Published by Scottish Council for Voluntary Organisations

TFN is published by the Scottish Council for Voluntary Organisations, Mansfield Traquair Centre, 15 Mansfield Place, Edinburgh, EH3 6BB. The Scottish Council for Voluntary Organisations (SCVO) is a Scottish Charitable Incorporated Organisation. Registration number SC003558.

Is this power to the people?

This opinion piece is about 10 years old
 

Can legislation really help to empower communities? Ian Cooke, director of the Development Trusts Association Scotland, believes so

THE term community empowerment must be one of the most misused and abused terms within UK social policy, invariably used glibly to mask sloppy thinking and justify all sorts of activity.

Often claimed by those who hold power as a core intention of successive regeneration initiatives or various forms of community engagement, the reality for communities on the ground has seldom come anywhere close to the rhetoric. And yet community empowerment is quite a simple concept – it’s about giving communities power to make decisions on their own account, and supporting their capacity to implement them.

If ever society needed strong, independent and resilient communities it is now: financial crises, growing inequality, sustained reductions in public expenditure, demographic challenges, climate change and falling electoral turn-outs. As Tony Hawkhead, argues “a broken society won’t be mended from Westminster or the town hall. Society has to mend itself. This means those people with the most challenges being given the best tools and support to increase their self-reliance… a community that is empowered can effect real change”.

So how should we regard the Scottish Government’s new community empowerment bill – yet another rhetorical policy or a serious attempt to improve the circumstances under which communities can become stronger, more autonomous and more resilient?

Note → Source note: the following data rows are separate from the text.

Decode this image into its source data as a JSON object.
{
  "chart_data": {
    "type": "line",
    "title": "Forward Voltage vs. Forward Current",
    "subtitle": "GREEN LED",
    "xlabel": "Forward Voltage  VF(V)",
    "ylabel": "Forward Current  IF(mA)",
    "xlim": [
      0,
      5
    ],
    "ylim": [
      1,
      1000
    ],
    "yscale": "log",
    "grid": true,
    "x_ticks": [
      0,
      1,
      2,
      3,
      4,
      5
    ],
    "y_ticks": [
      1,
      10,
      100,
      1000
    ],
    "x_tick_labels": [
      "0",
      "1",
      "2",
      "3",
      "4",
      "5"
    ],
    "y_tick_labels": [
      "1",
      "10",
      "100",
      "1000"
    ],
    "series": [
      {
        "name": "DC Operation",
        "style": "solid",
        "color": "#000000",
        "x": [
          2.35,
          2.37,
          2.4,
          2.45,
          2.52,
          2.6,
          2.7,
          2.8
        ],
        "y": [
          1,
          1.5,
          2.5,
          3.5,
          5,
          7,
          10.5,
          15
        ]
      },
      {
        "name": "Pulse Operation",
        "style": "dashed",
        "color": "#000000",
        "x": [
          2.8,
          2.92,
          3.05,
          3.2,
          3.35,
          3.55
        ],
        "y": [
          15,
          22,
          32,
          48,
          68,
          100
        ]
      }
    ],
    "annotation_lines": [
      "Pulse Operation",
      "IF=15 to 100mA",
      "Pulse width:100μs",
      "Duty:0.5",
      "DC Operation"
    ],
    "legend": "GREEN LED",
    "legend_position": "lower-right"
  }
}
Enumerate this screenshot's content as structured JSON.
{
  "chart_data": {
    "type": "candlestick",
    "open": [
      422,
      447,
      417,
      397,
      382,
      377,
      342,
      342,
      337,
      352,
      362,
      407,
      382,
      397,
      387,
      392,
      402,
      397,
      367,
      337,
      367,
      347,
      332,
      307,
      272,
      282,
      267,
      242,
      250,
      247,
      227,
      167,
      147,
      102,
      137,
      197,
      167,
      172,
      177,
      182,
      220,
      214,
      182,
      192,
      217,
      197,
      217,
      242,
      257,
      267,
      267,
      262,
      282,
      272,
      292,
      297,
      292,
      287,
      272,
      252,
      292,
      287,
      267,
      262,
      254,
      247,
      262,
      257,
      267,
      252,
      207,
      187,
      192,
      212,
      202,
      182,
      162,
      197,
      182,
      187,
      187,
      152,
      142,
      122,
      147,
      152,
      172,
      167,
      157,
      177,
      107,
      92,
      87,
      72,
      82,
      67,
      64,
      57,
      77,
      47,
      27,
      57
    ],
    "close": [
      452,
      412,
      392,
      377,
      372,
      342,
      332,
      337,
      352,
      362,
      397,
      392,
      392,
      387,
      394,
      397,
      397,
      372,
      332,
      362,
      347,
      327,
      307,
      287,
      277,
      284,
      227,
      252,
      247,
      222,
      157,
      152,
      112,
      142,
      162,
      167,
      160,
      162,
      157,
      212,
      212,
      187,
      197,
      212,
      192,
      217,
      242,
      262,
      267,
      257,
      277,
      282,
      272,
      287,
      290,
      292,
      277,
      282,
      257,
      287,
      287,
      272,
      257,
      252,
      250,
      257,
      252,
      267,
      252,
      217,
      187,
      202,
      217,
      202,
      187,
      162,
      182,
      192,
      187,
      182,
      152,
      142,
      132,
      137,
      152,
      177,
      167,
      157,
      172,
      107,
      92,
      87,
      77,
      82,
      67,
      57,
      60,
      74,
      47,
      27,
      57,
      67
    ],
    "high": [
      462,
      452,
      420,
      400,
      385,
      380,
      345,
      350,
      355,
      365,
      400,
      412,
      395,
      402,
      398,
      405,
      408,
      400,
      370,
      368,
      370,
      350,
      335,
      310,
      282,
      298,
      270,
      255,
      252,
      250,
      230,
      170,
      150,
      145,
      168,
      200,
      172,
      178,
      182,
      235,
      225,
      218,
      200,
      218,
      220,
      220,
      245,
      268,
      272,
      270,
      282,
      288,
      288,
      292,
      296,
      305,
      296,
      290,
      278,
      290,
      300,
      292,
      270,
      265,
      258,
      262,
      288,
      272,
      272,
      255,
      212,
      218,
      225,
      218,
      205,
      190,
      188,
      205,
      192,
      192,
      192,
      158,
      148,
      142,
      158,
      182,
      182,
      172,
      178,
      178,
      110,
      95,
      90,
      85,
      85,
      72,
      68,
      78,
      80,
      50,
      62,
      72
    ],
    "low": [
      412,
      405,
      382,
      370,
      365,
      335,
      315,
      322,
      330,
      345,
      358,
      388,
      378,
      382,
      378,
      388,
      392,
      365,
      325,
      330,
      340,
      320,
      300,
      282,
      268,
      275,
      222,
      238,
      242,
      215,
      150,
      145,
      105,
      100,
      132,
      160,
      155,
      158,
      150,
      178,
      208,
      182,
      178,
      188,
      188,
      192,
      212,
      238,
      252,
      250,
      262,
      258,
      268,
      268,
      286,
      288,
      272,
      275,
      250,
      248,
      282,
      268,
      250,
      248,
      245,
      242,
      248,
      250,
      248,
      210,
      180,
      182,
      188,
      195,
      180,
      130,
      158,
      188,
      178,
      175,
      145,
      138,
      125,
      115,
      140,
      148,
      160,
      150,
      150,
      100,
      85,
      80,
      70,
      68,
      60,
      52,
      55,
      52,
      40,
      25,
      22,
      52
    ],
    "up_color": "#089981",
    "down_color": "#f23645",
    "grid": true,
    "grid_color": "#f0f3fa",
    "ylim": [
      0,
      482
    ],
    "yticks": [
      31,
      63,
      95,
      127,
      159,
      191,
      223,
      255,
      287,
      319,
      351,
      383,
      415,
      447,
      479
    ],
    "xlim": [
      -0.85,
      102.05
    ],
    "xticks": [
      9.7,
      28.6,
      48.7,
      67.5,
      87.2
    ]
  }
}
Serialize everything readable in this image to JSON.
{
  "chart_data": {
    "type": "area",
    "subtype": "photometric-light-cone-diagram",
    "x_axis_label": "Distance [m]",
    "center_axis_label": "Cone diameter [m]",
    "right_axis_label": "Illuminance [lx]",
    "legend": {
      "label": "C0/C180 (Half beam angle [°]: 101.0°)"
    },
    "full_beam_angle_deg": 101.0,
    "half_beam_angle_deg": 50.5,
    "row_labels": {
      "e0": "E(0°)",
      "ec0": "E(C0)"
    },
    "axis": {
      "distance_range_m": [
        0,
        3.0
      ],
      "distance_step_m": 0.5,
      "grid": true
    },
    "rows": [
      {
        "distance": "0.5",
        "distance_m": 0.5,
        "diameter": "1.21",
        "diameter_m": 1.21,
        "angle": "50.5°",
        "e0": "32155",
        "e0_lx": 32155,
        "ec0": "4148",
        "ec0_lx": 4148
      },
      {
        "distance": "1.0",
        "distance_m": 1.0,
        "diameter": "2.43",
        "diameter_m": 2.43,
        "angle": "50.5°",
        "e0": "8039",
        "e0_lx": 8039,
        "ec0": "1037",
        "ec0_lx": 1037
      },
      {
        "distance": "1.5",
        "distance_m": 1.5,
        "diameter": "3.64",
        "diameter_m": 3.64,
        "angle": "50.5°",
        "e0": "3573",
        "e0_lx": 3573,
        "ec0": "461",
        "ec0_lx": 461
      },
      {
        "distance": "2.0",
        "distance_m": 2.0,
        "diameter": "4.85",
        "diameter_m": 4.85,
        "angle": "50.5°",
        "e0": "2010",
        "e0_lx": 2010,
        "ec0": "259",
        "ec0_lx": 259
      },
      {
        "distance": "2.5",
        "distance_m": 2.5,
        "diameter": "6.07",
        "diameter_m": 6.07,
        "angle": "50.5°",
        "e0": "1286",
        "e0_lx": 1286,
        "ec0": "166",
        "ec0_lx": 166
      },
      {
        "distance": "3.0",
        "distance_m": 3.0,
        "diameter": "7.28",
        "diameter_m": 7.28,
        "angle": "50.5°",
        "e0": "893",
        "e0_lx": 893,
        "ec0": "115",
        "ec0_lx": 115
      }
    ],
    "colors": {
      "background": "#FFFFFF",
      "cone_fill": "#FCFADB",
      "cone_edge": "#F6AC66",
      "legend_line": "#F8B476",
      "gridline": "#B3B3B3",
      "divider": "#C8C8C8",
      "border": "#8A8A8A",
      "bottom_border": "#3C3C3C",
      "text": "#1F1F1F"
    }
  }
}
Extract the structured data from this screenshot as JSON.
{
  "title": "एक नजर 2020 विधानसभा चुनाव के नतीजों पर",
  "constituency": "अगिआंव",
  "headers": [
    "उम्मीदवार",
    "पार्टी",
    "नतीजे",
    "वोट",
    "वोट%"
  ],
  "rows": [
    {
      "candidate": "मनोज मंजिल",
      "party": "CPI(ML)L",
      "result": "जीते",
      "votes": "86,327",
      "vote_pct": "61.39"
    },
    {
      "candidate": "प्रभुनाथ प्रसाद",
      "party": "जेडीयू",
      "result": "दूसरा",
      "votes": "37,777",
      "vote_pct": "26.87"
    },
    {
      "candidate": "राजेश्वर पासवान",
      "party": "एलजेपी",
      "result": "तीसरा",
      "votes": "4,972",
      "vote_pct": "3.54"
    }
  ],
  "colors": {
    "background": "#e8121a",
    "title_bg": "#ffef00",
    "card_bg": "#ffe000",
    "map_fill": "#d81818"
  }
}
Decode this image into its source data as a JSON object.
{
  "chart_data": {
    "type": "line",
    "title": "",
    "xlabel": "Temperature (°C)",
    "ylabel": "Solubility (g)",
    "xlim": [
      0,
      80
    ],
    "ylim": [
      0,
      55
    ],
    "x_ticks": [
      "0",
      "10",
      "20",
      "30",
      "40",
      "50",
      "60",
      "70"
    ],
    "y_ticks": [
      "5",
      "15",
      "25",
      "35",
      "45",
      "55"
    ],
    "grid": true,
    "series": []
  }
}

If ever society needed strong, independent and resilient communities it is now

The community empowerment bill draws considerably on what has been happening in communities throughout Scotland over the last couple of decades. From Govanhill to Gigha, from South Uist to West Kilbride, communities have begun to take control and lead, rather than participate in, local regeneration processes. With an approach based largely on community ownership and community enterprise, an increasing number of communities are now achieving positive change, some of which has been truly transformative.

Over the last few years the Scottish Government has increasingly recognised this latent potential which exists within communities, and how this can be harnessed through the establishment of community anchor organisations, and this realisation has led to a clear change in policy direction towards community-led regeneration.

The community empowerment bill proposes a range of new rights for communities, and places new duties on public bodies, around the transfer of assets into community ownership and the ability of communities to be involved in the delivery of public services. While there is room for improvement in the wording of the draft legislation, there is no doubting the policy intention, and in this respect the bill has the potential to deliver a step change in the balance of power between communities and local authorities and public sector bodies.

Equally encouragingly, the bill proposes to extend the Community Right to Buy to urban as well as rural communities and proposes a welcome overhaul of the Community Right to Buy, making it a clearer and less onerous process. The bill recognises that in certain circumstances the public interest can greatly outweigh any private interest and seeks to explore when a more proactive approach is appropriate, and what that might look like. This area is a bold but necessary inclusion in the draft bill, and one for which the Scottish Government should be applauded.

The draft community empowerment bill does have some weaknesses. It has nothing to say about the future of community councils, and confusingly continues to refer to community planning as a community empowerment measure! However, the bill does seem to be a genuine attempt at real community empowerment, which following further work, should provide a much more supportive legislative framework for the future delivery of community-led regeneration.